This week: A legendary football coach, a master of the harmonica, and the producer whose idea led to Blind Date
FORMER Liverpool captain, coach and caretaker manager Ronnie Moran, who has died aged 83, will be remembered as a legendary figure of football.
Moran only managed the club on a caretaker basis, but his 49-year service on the playing and backroom staff coincided with the Reds' most successful period in their history.
He may not have taken charge of a team who won the first division title or the European Cup, but his influence was present throughout.
Moran was the training ground 'sergeant major' his managers and players learned to both fear and respect. There are numerous stories about his methods, all players remembering his famous training ground bark' and his snippets of wisdom which kept a host of trophy-winning players at the peak of their game.

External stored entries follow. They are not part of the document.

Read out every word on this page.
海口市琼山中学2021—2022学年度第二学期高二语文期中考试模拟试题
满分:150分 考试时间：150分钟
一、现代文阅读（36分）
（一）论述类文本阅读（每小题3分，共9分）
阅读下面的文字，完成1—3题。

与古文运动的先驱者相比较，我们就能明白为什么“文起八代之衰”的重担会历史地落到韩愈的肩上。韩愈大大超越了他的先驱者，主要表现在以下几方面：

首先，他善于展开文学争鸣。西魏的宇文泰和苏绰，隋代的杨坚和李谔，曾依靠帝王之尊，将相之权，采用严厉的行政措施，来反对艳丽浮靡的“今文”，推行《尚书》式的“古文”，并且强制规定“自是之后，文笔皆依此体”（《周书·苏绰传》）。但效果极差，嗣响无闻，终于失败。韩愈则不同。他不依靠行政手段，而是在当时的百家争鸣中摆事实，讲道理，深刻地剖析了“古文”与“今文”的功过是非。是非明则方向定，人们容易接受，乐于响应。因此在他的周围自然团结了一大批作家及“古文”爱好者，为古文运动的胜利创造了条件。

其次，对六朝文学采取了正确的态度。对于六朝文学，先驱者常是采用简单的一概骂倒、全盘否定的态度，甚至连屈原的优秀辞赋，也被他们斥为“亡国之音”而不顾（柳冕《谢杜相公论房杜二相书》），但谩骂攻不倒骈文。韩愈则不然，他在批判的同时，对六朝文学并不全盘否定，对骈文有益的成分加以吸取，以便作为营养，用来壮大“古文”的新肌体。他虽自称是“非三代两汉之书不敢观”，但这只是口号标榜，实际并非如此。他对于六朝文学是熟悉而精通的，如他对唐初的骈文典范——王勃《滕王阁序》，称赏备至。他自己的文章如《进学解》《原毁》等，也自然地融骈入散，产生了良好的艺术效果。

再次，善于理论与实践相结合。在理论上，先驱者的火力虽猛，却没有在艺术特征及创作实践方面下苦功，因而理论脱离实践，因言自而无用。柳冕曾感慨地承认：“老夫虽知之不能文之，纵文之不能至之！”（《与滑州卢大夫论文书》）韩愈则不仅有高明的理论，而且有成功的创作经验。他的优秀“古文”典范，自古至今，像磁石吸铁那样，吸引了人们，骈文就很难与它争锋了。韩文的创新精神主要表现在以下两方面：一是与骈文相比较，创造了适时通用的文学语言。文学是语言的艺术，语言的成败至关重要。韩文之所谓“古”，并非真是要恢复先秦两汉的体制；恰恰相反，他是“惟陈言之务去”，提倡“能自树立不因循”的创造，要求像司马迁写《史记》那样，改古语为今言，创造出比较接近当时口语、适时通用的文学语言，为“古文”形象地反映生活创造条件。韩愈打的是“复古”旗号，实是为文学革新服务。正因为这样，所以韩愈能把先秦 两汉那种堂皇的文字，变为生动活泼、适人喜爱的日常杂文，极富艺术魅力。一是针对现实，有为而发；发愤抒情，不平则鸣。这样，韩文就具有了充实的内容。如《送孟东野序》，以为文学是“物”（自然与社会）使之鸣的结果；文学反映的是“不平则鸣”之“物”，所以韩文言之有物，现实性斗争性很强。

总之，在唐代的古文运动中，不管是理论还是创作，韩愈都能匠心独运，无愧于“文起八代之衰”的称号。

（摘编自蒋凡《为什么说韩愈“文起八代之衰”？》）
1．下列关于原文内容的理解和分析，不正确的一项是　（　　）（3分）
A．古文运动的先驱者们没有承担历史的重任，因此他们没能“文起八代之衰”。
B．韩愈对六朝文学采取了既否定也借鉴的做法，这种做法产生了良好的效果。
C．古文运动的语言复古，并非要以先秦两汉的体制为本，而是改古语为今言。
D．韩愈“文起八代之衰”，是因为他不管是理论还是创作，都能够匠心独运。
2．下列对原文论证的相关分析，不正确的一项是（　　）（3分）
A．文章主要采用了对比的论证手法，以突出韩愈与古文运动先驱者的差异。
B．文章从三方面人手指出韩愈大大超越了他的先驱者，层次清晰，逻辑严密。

Moran made 379 appearances for the club between 1952 and 1968, including a spell as captain, winning two league titles and the FA Cup, but arguably played a bigger a role as part of Bill Shankly's famous Boot Room, also working under Bob Paisley, Joe Fagan, Kenny Dalglish, Graeme Souness and Roy Evans.
He was twice called upon to become caretaker manager: once after Dalglish's resignation in 1991 and when Souness was recovering from his triple by-pass heart surgery in 1992, before finally retiring in 1998.
Even then he could not tear himself away from the club and he remained a regular visitor to Anfield and was a familiar face at the club's Melwood training ground during his daily jog - and then walk when he got older - around the field.
MUSICIAN James Cotton, who has died aged 81, was a Grammy Award-winning blues harmonica master whose full-throated sound backed such blues legends as Muddy Waters, Sonny Boy Williamson II and Howlin' Wolf.
Born in Tunica, Mississippi, the youngest of nine children, Cotton learned the harmonica from his mother and started performing professionally when he was just nine years old. After his parents died, he met the harmonica player Sonny Boy Williamson, who took him under his wind and made him a member of his touring group.
From 1954, Cotton began playing with Muddy Waters and backed him in his landmark album At Newport. He then went solo in the 1960s and released about 30 albums, including his 1996 Grammy Award-winning Deep In The Blues. His most recent album, Cotton Mouth Man in 2013, was nominated for a Grammy.
TELEVISION producer Chuck Barris, who has died aged 87, was the man responsible for the American show The Dating Game which inspired a British version, Blind Date, presented by Cilla Black.
In addition to being a game show creator, producer and host, Barris was also was a best-selling author and had success in the music world. He wrote the 1962 hit record Palisades Park, which was recorded by Freddy Cannon.
The Dating Game and Blind Date involved a young woman or man questioning three men or women hidden from view, to determine which would be the best date.
Celebrities and future celebrities who appeared as contestants on the American show included Michael Jackson, Arnold Schwarzenegger, Steve Martin and Farrah Fawcett. At one point Barris was supplying the television networks with 27 hours of entertainment a week, mostly in five-days-a-week daytime game shows.
The grinning, curly-haired Barris also became a familiar face as creator and host of The Gong Show, which aired from 1976 to 1980. The programme featured performers who had peculiar talents and, often, no talent at all. When the latter appeared on the show, Barris would strike an oversized gong.
In another extraordinary twist to his career, Barris claimed in his autobiography, Confessions Of A Dangerous Mind, that he had been a CIA assassin. The book - and the 2002 film based on it, directed by George Clooney - were widely dismissed by disbelievers.
"It sounds like he has been standing too close to the gong all those years," said CIA spokesman Tom Crispell. "Chuck Barris has never been employed by the CIA and the allegation that he was a hired assassin is absurd."
Born in Philadelphia in 1929, Charles Barris was left destitute, along with his sister and their mother, when his dentist father died of a stroke.
After graduating from the Drexel Institute of Technology in 1953, he took a series of jobs, including book salesman and fight promoter.
After being dropped from a low-level job at NBC, he found work at ABC, where he persuaded his bosses to let him open a Hollywood office, from which he launched his game-show empire.
Barris's first marriage to Lynn Levy ended in divorce. Their daughter, Della, died of a drug overdose in 1998. He married his third wife, Mary, in 2000.